There are breeding populations of coyotes in the Bronx. In recent years, more and more coyotes – which can travel up to 10 miles a day – have been seen in other parts of the city, such as the Upper West Side, Harlem and Long Island City.

“Over the past few decades, coyotes have expanded their natural range in response to abundant food and open habitat.

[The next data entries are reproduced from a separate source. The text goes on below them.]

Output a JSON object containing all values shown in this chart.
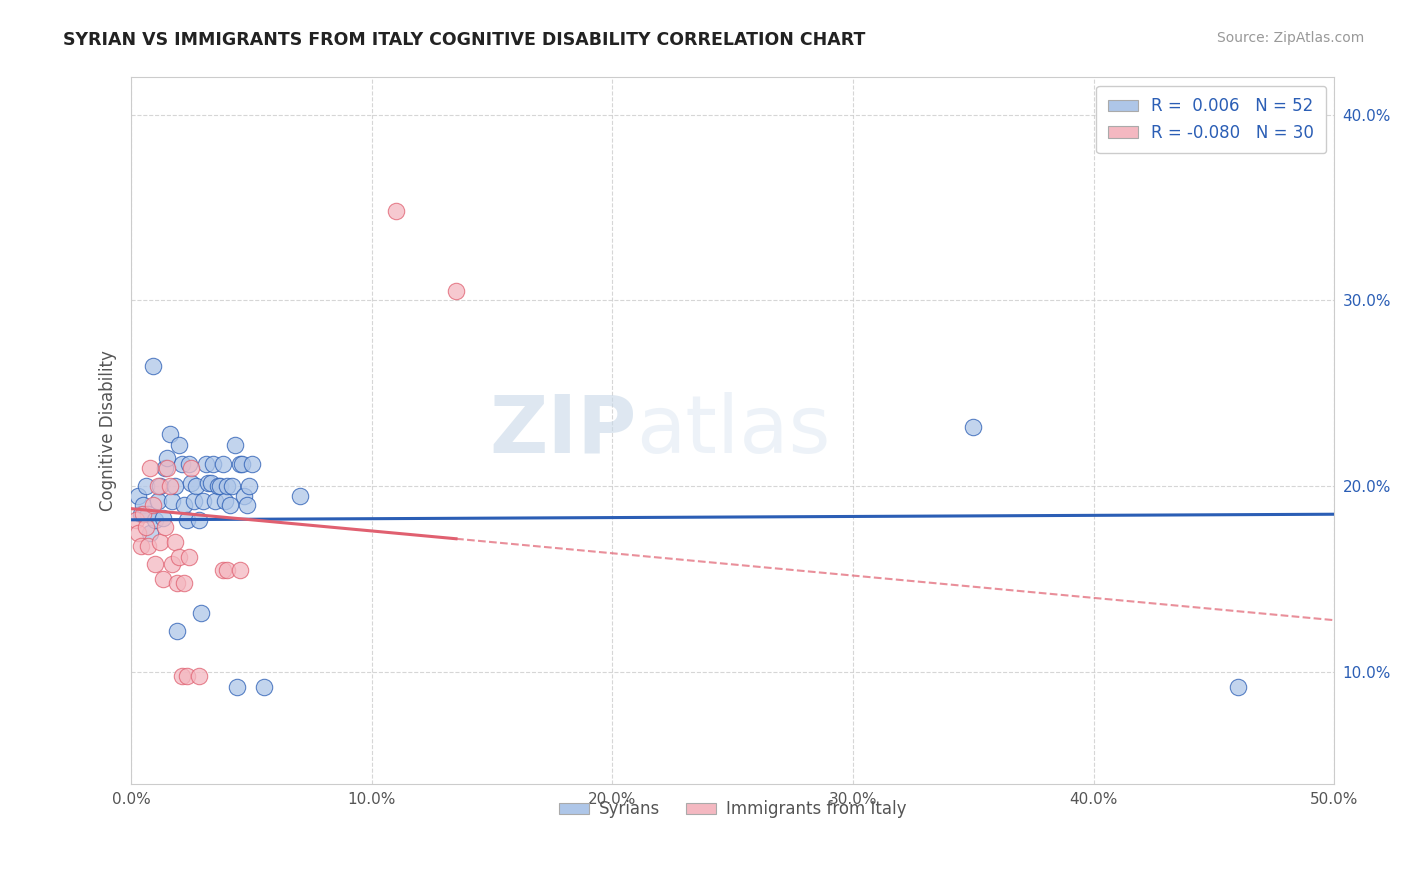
{
  "title": "SYRIAN VS IMMIGRANTS FROM ITALY COGNITIVE DISABILITY CORRELATION CHART",
  "source": "Source: ZipAtlas.com",
  "ylabel": "Cognitive Disability",
  "xlim": [
    0.0,
    0.5
  ],
  "ylim": [
    0.04,
    0.42
  ],
  "xtick_vals": [
    0.0,
    0.1,
    0.2,
    0.3,
    0.4,
    0.5
  ],
  "ytick_vals": [
    0.1,
    0.2,
    0.3,
    0.4
  ],
  "legend_label1": "R =  0.006   N = 52",
  "legend_label2": "R = -0.080   N = 30",
  "legend_color1": "#aec6e8",
  "legend_color2": "#f4b8c1",
  "line1_color": "#2b5eb5",
  "line2_color": "#e06070",
  "watermark_zip": "ZIP",
  "watermark_atlas": "atlas",
  "background_color": "#ffffff",
  "grid_color": "#cccccc",
  "legend_text_color": "#2b5eb5",
  "syrians_x": [
    0.003,
    0.004,
    0.005,
    0.006,
    0.007,
    0.008,
    0.009,
    0.01,
    0.011,
    0.012,
    0.013,
    0.014,
    0.015,
    0.016,
    0.017,
    0.018,
    0.019,
    0.02,
    0.021,
    0.022,
    0.023,
    0.024,
    0.025,
    0.026,
    0.027,
    0.028,
    0.029,
    0.03,
    0.031,
    0.032,
    0.033,
    0.034,
    0.035,
    0.036,
    0.037,
    0.038,
    0.039,
    0.04,
    0.041,
    0.042,
    0.043,
    0.044,
    0.045,
    0.046,
    0.047,
    0.048,
    0.049,
    0.05,
    0.055,
    0.07,
    0.35,
    0.46
  ],
  "syrians_y": [
    0.195,
    0.185,
    0.19,
    0.2,
    0.185,
    0.175,
    0.265,
    0.182,
    0.192,
    0.2,
    0.183,
    0.21,
    0.215,
    0.228,
    0.192,
    0.2,
    0.122,
    0.222,
    0.212,
    0.19,
    0.182,
    0.212,
    0.202,
    0.192,
    0.2,
    0.182,
    0.132,
    0.192,
    0.212,
    0.202,
    0.202,
    0.212,
    0.192,
    0.2,
    0.2,
    0.212,
    0.192,
    0.2,
    0.19,
    0.2,
    0.222,
    0.092,
    0.212,
    0.212,
    0.195,
    0.19,
    0.2,
    0.212,
    0.092,
    0.195,
    0.232,
    0.092
  ],
  "italians_x": [
    0.002,
    0.003,
    0.004,
    0.005,
    0.006,
    0.007,
    0.008,
    0.009,
    0.01,
    0.011,
    0.012,
    0.013,
    0.014,
    0.015,
    0.016,
    0.017,
    0.018,
    0.019,
    0.02,
    0.021,
    0.022,
    0.023,
    0.024,
    0.025,
    0.028,
    0.038,
    0.04,
    0.045,
    0.11,
    0.135
  ],
  "italians_y": [
    0.182,
    0.175,
    0.168,
    0.185,
    0.178,
    0.168,
    0.21,
    0.19,
    0.158,
    0.2,
    0.17,
    0.15,
    0.178,
    0.21,
    0.2,
    0.158,
    0.17,
    0.148,
    0.162,
    0.098,
    0.148,
    0.098,
    0.162,
    0.21,
    0.098,
    0.155,
    0.155,
    0.155,
    0.348,
    0.305
  ]
}
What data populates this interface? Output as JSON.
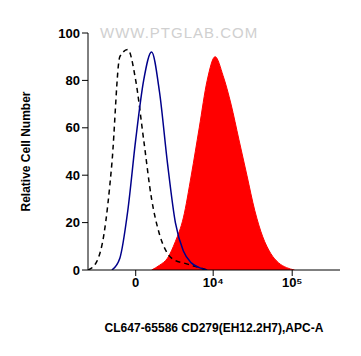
{
  "chart_data": {
    "type": "line",
    "xlabel": "CL647-65586 CD279(EH12.2H7),APC-A",
    "ylabel": "Relative Cell Number",
    "annotations": [
      "WWW.PTGLAB.COM"
    ],
    "x": [
      -3991,
      -3041,
      -2264,
      -1599,
      -1020,
      -497,
      0,
      497,
      1020,
      1599,
      2264,
      3041,
      3991,
      5151,
      6582,
      8365,
      10593,
      13388,
      16891,
      21293,
      26836,
      33812,
      42565,
      53628,
      67496,
      84979,
      107000
    ],
    "series": [
      {
        "color": "#000000",
        "line_style": "dashed",
        "type": "line",
        "values": [
          0,
          3,
          15,
          45,
          90,
          93,
          80,
          55,
          30,
          15,
          7,
          4,
          3,
          2,
          1,
          0,
          null,
          null,
          null,
          null,
          null,
          null,
          null,
          null,
          null,
          null,
          null
        ]
      },
      {
        "color": "#00008b",
        "line_style": "solid",
        "type": "line",
        "values": [
          null,
          null,
          null,
          0,
          5,
          25,
          55,
          80,
          92,
          75,
          45,
          20,
          8,
          3,
          1,
          0,
          null,
          null,
          null,
          null,
          null,
          null,
          null,
          null,
          null,
          null,
          null
        ]
      },
      {
        "color": "#ff0000",
        "line_style": "solid",
        "type": "area",
        "values": [
          null,
          null,
          null,
          null,
          null,
          null,
          null,
          null,
          0,
          2,
          5,
          12,
          22,
          40,
          60,
          80,
          90,
          82,
          70,
          55,
          40,
          25,
          14,
          7,
          3,
          1,
          0
        ]
      }
    ],
    "xlim": [
      -4000,
      400000
    ],
    "ylim": [
      0,
      100
    ],
    "xticks": [
      0,
      {
        "value": 10000,
        "label": "10⁴"
      },
      {
        "value": 100000,
        "label": "10⁵"
      }
    ],
    "yticks": [
      0,
      20,
      40,
      60,
      80,
      100
    ],
    "grid": false
  }
}
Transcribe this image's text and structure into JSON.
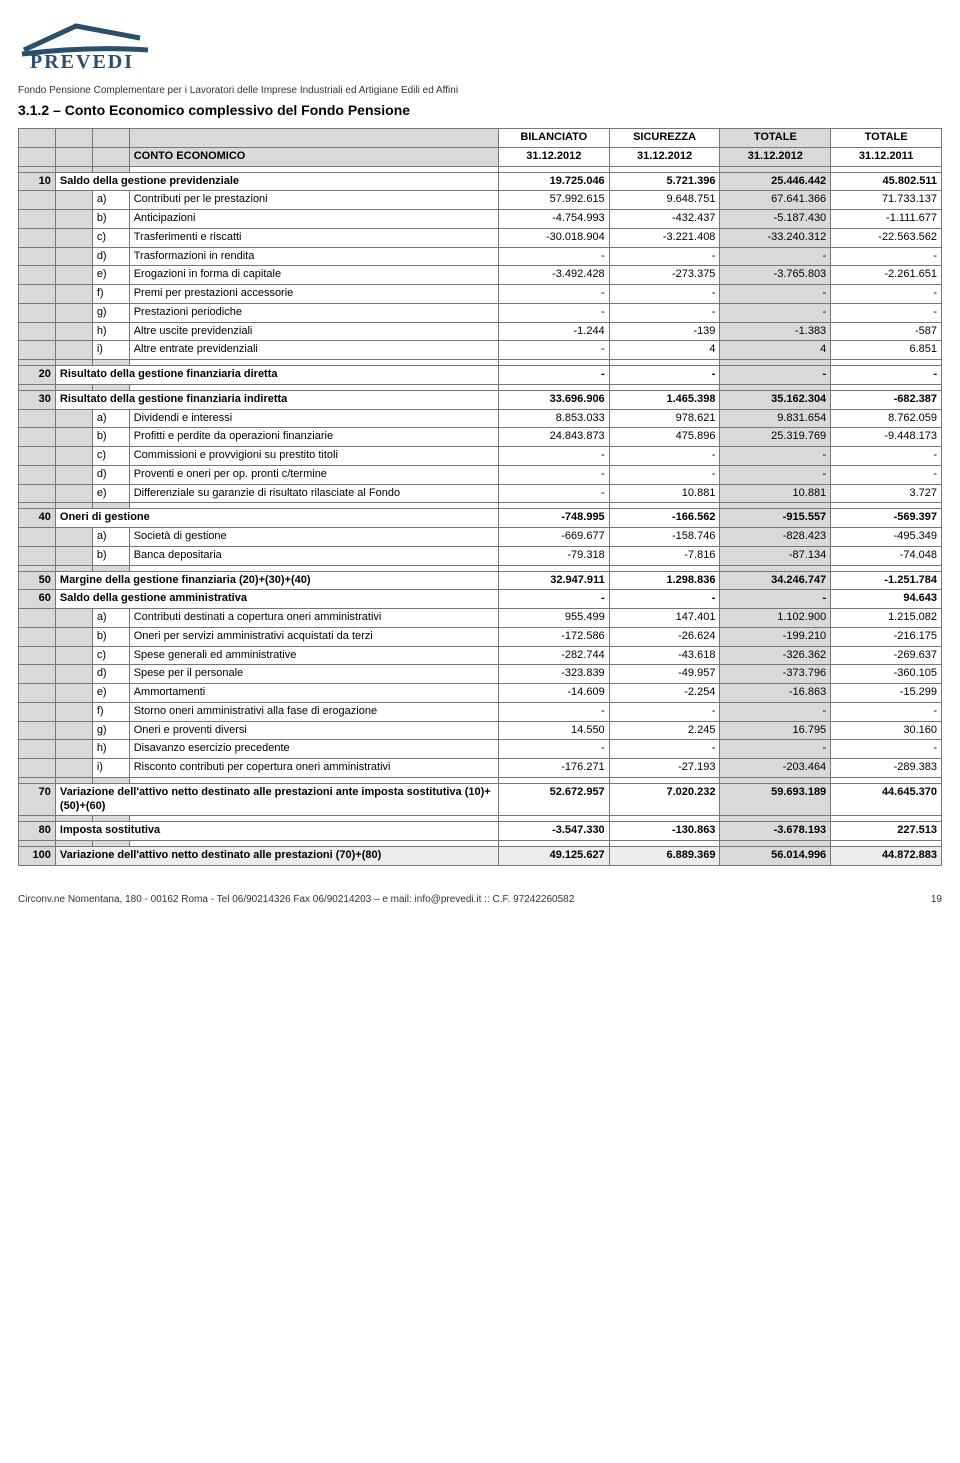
{
  "header": {
    "logo_text": "PREVEDI",
    "sub": "Fondo Pensione Complementare per i Lavoratori delle Imprese Industriali ed Artigiane Edili ed Affini",
    "title": "3.1.2 – Conto Economico complessivo del Fondo Pensione"
  },
  "thead": {
    "desc": "CONTO ECONOMICO",
    "col1_top": "BILANCIATO",
    "col1_bot": "31.12.2012",
    "col2_top": "SICUREZZA",
    "col2_bot": "31.12.2012",
    "col3_top": "TOTALE",
    "col3_bot": "31.12.2012",
    "col4_top": "TOTALE",
    "col4_bot": "31.12.2011"
  },
  "rows": [
    {
      "type": "sum",
      "code": "10",
      "desc": "Saldo della gestione previdenziale",
      "v": [
        "19.725.046",
        "5.721.396",
        "25.446.442",
        "45.802.511"
      ]
    },
    {
      "type": "sub",
      "let": "a)",
      "desc": "Contributi per le prestazioni",
      "v": [
        "57.992.615",
        "9.648.751",
        "67.641.366",
        "71.733.137"
      ]
    },
    {
      "type": "sub",
      "let": "b)",
      "desc": "Anticipazioni",
      "v": [
        "-4.754.993",
        "-432.437",
        "-5.187.430",
        "-1.111.677"
      ]
    },
    {
      "type": "sub",
      "let": "c)",
      "desc": "Trasferimenti e riscatti",
      "v": [
        "-30.018.904",
        "-3.221.408",
        "-33.240.312",
        "-22.563.562"
      ]
    },
    {
      "type": "sub",
      "let": "d)",
      "desc": "Trasformazioni in rendita",
      "v": [
        "-",
        "-",
        "-",
        "-"
      ]
    },
    {
      "type": "sub",
      "let": "e)",
      "desc": "Erogazioni in forma di capitale",
      "v": [
        "-3.492.428",
        "-273.375",
        "-3.765.803",
        "-2.261.651"
      ]
    },
    {
      "type": "sub",
      "let": "f)",
      "desc": "Premi per prestazioni accessorie",
      "v": [
        "-",
        "-",
        "-",
        "-"
      ]
    },
    {
      "type": "sub",
      "let": "g)",
      "desc": "Prestazioni periodiche",
      "v": [
        "-",
        "-",
        "-",
        "-"
      ]
    },
    {
      "type": "sub",
      "let": "h)",
      "desc": "Altre uscite previdenziali",
      "v": [
        "-1.244",
        "-139",
        "-1.383",
        "-587"
      ]
    },
    {
      "type": "sub",
      "let": "i)",
      "desc": "Altre entrate previdenziali",
      "v": [
        "-",
        "4",
        "4",
        "6.851"
      ]
    },
    {
      "type": "blank"
    },
    {
      "type": "sum",
      "code": "20",
      "desc": "Risultato della gestione finanziaria diretta",
      "v": [
        "-",
        "-",
        "-",
        "-"
      ]
    },
    {
      "type": "blank"
    },
    {
      "type": "sum",
      "code": "30",
      "desc": "Risultato della gestione finanziaria indiretta",
      "v": [
        "33.696.906",
        "1.465.398",
        "35.162.304",
        "-682.387"
      ]
    },
    {
      "type": "sub",
      "let": "a)",
      "desc": "Dividendi e interessi",
      "v": [
        "8.853.033",
        "978.621",
        "9.831.654",
        "8.762.059"
      ]
    },
    {
      "type": "sub",
      "let": "b)",
      "desc": "Profitti e perdite da operazioni finanziarie",
      "v": [
        "24.843.873",
        "475.896",
        "25.319.769",
        "-9.448.173"
      ]
    },
    {
      "type": "sub",
      "let": "c)",
      "desc": "Commissioni e provvigioni su prestito titoli",
      "v": [
        "-",
        "-",
        "-",
        "-"
      ]
    },
    {
      "type": "sub",
      "let": "d)",
      "desc": "Proventi e oneri per op. pronti c/termine",
      "v": [
        "-",
        "-",
        "-",
        "-"
      ]
    },
    {
      "type": "sub",
      "let": "e)",
      "desc": "Differenziale su garanzie di risultato rilasciate al Fondo",
      "v": [
        "-",
        "10.881",
        "10.881",
        "3.727"
      ]
    },
    {
      "type": "blank"
    },
    {
      "type": "sum",
      "code": "40",
      "desc": "Oneri di gestione",
      "v": [
        "-748.995",
        "-166.562",
        "-915.557",
        "-569.397"
      ]
    },
    {
      "type": "sub",
      "let": "a)",
      "desc": "Società di gestione",
      "v": [
        "-669.677",
        "-158.746",
        "-828.423",
        "-495.349"
      ]
    },
    {
      "type": "sub",
      "let": "b)",
      "desc": "Banca depositaria",
      "v": [
        "-79.318",
        "-7.816",
        "-87.134",
        "-74.048"
      ]
    },
    {
      "type": "blank"
    },
    {
      "type": "sum",
      "code": "50",
      "desc": "Margine della gestione finanziaria (20)+(30)+(40)",
      "v": [
        "32.947.911",
        "1.298.836",
        "34.246.747",
        "-1.251.784"
      ]
    },
    {
      "type": "sum",
      "code": "60",
      "desc": "Saldo della gestione amministrativa",
      "v": [
        "-",
        "-",
        "-",
        "94.643"
      ]
    },
    {
      "type": "sub",
      "let": "a)",
      "desc": "Contributi destinati a copertura oneri amministrativi",
      "v": [
        "955.499",
        "147.401",
        "1.102.900",
        "1.215.082"
      ]
    },
    {
      "type": "sub",
      "let": "b)",
      "desc": "Oneri per servizi amministrativi acquistati da terzi",
      "v": [
        "-172.586",
        "-26.624",
        "-199.210",
        "-216.175"
      ]
    },
    {
      "type": "sub",
      "let": "c)",
      "desc": "Spese generali ed amministrative",
      "v": [
        "-282.744",
        "-43.618",
        "-326.362",
        "-269.637"
      ]
    },
    {
      "type": "sub",
      "let": "d)",
      "desc": "Spese per il personale",
      "v": [
        "-323.839",
        "-49.957",
        "-373.796",
        "-360.105"
      ]
    },
    {
      "type": "sub",
      "let": "e)",
      "desc": "Ammortamenti",
      "v": [
        "-14.609",
        "-2.254",
        "-16.863",
        "-15.299"
      ]
    },
    {
      "type": "sub",
      "let": "f)",
      "desc": "Storno oneri amministrativi alla fase di erogazione",
      "v": [
        "-",
        "-",
        "-",
        "-"
      ]
    },
    {
      "type": "sub",
      "let": "g)",
      "desc": "Oneri e proventi diversi",
      "v": [
        "14.550",
        "2.245",
        "16.795",
        "30.160"
      ]
    },
    {
      "type": "sub",
      "let": "h)",
      "desc": "Disavanzo esercizio precedente",
      "v": [
        "-",
        "-",
        "-",
        "-"
      ]
    },
    {
      "type": "sub",
      "let": "i)",
      "desc": "Risconto contributi per copertura oneri amministrativi",
      "v": [
        "-176.271",
        "-27.193",
        "-203.464",
        "-289.383"
      ]
    },
    {
      "type": "blank"
    },
    {
      "type": "sum",
      "code": "70",
      "desc": "Variazione dell'attivo netto destinato alle prestazioni ante imposta sostitutiva (10)+(50)+(60)",
      "v": [
        "52.672.957",
        "7.020.232",
        "59.693.189",
        "44.645.370"
      ]
    },
    {
      "type": "blank"
    },
    {
      "type": "sum",
      "code": "80",
      "desc": "Imposta sostitutiva",
      "v": [
        "-3.547.330",
        "-130.863",
        "-3.678.193",
        "227.513"
      ]
    },
    {
      "type": "blank"
    },
    {
      "type": "total",
      "code": "100",
      "desc": "Variazione dell'attivo netto destinato alle prestazioni (70)+(80)",
      "v": [
        "49.125.627",
        "6.889.369",
        "56.014.996",
        "44.872.883"
      ]
    }
  ],
  "footer": {
    "left": "Circonv.ne Nomentana, 180 - 00162 Roma - Tel 06/90214326 Fax 06/90214203 – e mail: info@prevedi.it :: C.F. 97242260582",
    "page": "19"
  },
  "colors": {
    "logo_roof": "#2a4f6e",
    "grey_cell": "#d9d9d9",
    "grey_light": "#ececec",
    "border": "#777777"
  }
}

Coyotes live within city limits, we know coyotes live in the Bronx, Queens and Manhattan,” Anessa Hodgson, a New York City Parks Department spokeswoman, told Gothamist.

She continued: “Seeing a coyote for the first time can be an exhilarating or alarming experience. Most coyotes are not dangerous and actively try to avoid people. By following simple coexistence guidelines – such as observing them from a distance – you can keep yourself, your family, your pets and even the coyotes safe.”

Here’s the Parks Department’s advice on “Coexisting with Coyotes in New York City”:

  • Do not feed coyotes. Keeping coyotes wild is the key to coexistence. Feeding coyotes can cause them to lose their natural hunting instincts and cause coyotes to associate humans with food.
  • Observe and enjoy coyotes from a certain distance. Although they look like dogs, coyotes are wild animals. The best way to keep both you and the coyote safe is to keep your distance.
  • Store all food and garbage in animal-proof containers. Coyotes are very resourceful and will find ways to access unsecured trash cans and pet food containers.
  • Protect your pets. Walk dogs on a leash and keep cats indoors for added safety.
  • Keep coyotes mistrustful. If approached, expand by raising your arms and making loud noises until the coyote retreats. Appreciate the coyotes from a distance.

There seems to be at least one coyote that calls Central Park home:

*The coyote mating season is from January to March, and the The Department of Parks says they can be seen or heard more at this time. Also, after the breeding season in the spring, the young coyotes will leave their pack between October and January.